Men diagnosed with metastatic castration-resistant prostate cancer should primarily receive treatment with second-generation hormone therapies, as these provide a more favorable treatment response and increased life expectancy compared to chemotherapy. However, the efficacy of these treatments is influenced by the specific mutations present in the patient’s tumor, as highlighted by new findings from the ProBio study, which was led by researchers at the Karolinska Institutet in Sweden. These results are published in Nature Medicine.
Each year, approximately 2,500 men in Sweden are found to have metastatic prostate cancer. Initially, all patients undergo testosterone suppression to stop testosterone from stimulating the androgen receptor, which is primarily responsible for cancer cell growth. Over time, cancer cells may develop resistance, leading to what is known as castration-resistant cancer. As a result, new treatments are required, which can be either chemotherapy or second-generation hormone therapies (such as abiraterone or enzalutamide) that target the androgen receptor. These are collectively referred to as Androgen Receptor Pathway inhibitors, or ARPi. Despite the availability of these drugs for over a decade, there hasn’t been a direct comparison from a randomized trial until now.
“For the first time, we have performed a side-by-side comparison of these treatments and analyzed the cancer cells’ DNA to determine which option is most effective for different patients,” explains Johan Lindberg, a senior researcher at the Department of Medical Epidemiology and Biostatistics (MEB) at Karolinska Institutet.
The blood contains what is known as cell-free DNA from cells that have died—a natural occurrence in healthy individuals. In cancer patients, a portion of this cell-free DNA comes from cancer cells, referred to as circulating tumor DNA (ctDNA). By examining ctDNA, researchers can identify the mutations present in a patient’s tumor. The goal of the ProBio study is to leverage this genetic information to optimize treatment. The aim is to distinguish patients whose tumors are particularly responsive or resistant to specific treatments through ongoing analyses.

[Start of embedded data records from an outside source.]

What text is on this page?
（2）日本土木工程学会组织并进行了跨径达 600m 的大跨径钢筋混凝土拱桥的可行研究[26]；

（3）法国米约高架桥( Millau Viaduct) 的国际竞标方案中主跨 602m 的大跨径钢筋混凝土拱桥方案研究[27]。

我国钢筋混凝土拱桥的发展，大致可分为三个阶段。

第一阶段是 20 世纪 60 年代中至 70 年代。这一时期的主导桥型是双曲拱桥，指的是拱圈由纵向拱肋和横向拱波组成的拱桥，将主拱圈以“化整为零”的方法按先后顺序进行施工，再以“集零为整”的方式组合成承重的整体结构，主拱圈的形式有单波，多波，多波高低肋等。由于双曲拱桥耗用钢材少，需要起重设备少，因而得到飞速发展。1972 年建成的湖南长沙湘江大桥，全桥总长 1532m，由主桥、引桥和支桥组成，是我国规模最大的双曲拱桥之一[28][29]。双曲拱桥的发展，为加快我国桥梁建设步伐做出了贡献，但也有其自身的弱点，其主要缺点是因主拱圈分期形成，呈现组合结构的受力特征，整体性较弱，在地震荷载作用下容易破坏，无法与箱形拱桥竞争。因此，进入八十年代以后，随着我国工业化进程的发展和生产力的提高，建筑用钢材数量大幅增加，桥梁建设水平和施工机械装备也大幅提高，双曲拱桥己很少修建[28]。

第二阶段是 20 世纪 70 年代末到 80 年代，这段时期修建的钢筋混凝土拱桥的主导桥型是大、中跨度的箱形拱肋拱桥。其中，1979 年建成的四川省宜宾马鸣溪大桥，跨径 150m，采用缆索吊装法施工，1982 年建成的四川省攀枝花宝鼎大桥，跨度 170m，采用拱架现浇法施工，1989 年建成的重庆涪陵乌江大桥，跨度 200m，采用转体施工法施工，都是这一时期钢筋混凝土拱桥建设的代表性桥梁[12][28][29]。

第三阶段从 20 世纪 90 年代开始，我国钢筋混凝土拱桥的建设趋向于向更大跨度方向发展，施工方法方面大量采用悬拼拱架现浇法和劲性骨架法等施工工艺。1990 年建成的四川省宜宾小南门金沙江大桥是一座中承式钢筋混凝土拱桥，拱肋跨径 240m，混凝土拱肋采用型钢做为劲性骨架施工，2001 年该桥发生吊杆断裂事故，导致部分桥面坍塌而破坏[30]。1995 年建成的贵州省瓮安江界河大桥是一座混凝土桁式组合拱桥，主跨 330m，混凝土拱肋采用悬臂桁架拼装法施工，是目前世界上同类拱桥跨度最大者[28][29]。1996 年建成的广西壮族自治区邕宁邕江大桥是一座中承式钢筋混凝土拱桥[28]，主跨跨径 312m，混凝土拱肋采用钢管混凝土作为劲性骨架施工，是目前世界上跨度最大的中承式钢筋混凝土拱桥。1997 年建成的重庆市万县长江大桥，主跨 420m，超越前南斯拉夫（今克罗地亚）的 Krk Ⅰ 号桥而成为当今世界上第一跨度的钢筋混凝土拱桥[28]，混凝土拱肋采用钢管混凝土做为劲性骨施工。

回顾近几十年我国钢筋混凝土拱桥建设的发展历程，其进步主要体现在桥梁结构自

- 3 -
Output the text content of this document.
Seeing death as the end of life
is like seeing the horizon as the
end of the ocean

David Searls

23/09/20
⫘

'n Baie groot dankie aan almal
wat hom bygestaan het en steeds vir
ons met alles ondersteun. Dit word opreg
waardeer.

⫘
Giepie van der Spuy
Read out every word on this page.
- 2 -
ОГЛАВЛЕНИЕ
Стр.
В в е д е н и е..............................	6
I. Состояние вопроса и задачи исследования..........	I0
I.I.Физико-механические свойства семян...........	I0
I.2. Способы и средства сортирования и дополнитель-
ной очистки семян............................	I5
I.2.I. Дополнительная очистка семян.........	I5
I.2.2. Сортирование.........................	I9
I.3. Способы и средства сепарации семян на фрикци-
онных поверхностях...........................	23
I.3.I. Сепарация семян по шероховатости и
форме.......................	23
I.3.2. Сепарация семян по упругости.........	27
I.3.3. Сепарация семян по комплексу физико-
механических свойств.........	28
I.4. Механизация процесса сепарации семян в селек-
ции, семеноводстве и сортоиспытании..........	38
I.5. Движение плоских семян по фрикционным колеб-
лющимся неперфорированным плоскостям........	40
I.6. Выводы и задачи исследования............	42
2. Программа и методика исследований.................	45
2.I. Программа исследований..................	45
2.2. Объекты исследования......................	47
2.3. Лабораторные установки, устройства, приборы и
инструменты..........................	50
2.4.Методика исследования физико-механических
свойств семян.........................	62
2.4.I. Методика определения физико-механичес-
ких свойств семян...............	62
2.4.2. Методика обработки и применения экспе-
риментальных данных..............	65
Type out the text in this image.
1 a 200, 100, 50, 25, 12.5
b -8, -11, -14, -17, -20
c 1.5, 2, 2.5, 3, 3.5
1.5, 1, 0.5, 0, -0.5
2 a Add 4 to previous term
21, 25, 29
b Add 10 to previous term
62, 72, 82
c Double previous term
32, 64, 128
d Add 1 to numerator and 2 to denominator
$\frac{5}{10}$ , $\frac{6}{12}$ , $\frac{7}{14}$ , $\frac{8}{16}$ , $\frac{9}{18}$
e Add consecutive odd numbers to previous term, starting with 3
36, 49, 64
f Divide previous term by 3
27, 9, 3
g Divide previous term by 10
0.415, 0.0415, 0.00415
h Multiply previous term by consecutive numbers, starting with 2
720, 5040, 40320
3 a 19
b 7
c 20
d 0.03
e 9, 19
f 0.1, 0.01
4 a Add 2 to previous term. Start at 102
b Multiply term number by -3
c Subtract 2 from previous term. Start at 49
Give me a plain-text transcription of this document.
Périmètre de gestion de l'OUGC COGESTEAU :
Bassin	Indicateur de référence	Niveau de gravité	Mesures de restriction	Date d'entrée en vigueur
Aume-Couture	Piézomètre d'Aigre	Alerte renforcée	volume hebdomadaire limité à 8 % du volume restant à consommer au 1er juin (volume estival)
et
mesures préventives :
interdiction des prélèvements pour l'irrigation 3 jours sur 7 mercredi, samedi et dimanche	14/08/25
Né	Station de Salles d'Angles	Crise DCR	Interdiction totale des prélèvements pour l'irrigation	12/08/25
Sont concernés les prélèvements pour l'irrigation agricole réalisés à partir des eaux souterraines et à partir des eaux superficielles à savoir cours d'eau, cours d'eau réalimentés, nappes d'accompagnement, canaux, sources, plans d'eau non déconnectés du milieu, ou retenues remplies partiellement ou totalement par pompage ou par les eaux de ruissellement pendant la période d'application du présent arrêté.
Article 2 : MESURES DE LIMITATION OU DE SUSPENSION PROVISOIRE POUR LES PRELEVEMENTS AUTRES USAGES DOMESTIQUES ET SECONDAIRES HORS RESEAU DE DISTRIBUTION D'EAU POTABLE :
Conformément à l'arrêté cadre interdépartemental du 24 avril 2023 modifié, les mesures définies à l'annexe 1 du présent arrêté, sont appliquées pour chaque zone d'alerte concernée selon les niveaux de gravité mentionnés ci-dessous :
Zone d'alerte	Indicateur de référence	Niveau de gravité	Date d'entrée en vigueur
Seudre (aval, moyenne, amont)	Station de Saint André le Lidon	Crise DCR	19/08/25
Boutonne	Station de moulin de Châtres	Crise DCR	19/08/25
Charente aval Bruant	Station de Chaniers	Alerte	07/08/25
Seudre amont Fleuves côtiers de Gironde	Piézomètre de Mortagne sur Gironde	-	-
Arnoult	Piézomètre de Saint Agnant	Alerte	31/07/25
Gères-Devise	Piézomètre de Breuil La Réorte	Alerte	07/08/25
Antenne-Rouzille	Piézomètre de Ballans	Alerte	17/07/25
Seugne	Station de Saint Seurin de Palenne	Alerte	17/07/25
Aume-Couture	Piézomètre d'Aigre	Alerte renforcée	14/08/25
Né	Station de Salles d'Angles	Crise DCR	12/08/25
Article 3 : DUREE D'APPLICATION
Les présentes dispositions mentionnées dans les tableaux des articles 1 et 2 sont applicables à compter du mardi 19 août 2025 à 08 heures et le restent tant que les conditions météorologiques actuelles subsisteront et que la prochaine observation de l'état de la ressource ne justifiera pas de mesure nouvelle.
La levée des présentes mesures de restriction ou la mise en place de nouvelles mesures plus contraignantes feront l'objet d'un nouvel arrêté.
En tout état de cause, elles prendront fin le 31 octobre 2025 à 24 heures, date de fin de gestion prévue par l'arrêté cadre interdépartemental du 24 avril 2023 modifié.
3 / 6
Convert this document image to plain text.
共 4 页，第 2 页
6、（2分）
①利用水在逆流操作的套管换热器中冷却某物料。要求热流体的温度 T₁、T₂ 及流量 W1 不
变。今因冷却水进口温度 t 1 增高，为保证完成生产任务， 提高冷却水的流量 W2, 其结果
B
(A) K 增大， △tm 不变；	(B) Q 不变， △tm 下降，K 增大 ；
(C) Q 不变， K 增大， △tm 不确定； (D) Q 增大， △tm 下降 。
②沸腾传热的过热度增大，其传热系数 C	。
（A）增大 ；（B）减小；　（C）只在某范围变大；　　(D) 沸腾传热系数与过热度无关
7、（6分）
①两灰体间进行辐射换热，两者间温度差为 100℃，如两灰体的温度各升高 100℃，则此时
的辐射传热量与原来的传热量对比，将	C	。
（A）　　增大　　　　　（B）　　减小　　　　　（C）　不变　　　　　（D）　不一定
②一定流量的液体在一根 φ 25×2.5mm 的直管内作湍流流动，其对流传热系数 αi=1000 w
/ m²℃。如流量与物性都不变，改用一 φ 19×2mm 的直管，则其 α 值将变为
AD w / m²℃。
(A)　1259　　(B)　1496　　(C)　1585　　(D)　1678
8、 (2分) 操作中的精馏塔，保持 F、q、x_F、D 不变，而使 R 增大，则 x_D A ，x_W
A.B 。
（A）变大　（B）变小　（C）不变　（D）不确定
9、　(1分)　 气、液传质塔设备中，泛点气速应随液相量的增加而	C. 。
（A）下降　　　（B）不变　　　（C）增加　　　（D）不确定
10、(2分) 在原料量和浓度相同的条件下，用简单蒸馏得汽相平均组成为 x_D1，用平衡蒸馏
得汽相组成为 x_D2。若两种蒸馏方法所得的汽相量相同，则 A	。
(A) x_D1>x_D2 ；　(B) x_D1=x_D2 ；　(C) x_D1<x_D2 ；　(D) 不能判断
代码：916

“This creates a self-learning platform to continuously enhance treatment for men with metastatic prostate cancer,” states Martin Eklund, Professor of Epidemiology at the same department. “We are also gathering insights about which areas of the genome are critical in prostate cancer.”
The current sub-study involved 193 men with metastatic castration-resistant prostate cancer, randomly assigned to receive either chemotherapy or ARPi, compared to a control group where treatment was based on the physician’s choice. The ARPi group showed the longest response duration to treatment (a median of 11.1 months in comparison to 6.9 months for chemotherapy and 7.4 months for the control group). Survival in the ARPi group was also notably longer, with a median of 38.7 months compared to 21.7 months for chemotherapy and 21.8 months for the controls.
The effectiveness of ARPi varied depending on the patient’s genetic makeup. For instance, there was no marked difference in short-term treatment responses among patients with mutations in the p53 gene, which is found in about 45% of men with metastatic prostate cancer. Nevertheless, study data suggests that this group may have improved survival rates with ARPi compared to chemotherapy.
“Our research indicates that it is feasible to ensure each patient receives the optimal treatment based on their tumor’s genetic profile,” states Henrik Grönberg, Professor of Cancer Epidemiology at MEB, Karolinska Institutet. “While precision medicine is a popular concept, studies like ProBio are essential for understanding how biomarkers can benefit patients.”
ProBio involves participation from researchers and clinicians across 31 hospitals, 10 of which are located in Sweden, with additional sites in Belgium, Norway, and Switzerland. Funding for the study comes from ALF, the Swedish Cancer Society, the Swedish Research Council, as well as from pharmaceutical companies AstraZeneca and Janssen.
Several authors have disclosed that they hold shares or are board members and have reported receiving payments from various pharmaceutical companies. Johan Lindberg has also been listed as an inventor on a Swedish patent application related to a method utilized in the study, which is intended to be made publicly available under a GPL 3.0 license. For a detailed list of conflicts of interest, please refer to the scientific publication.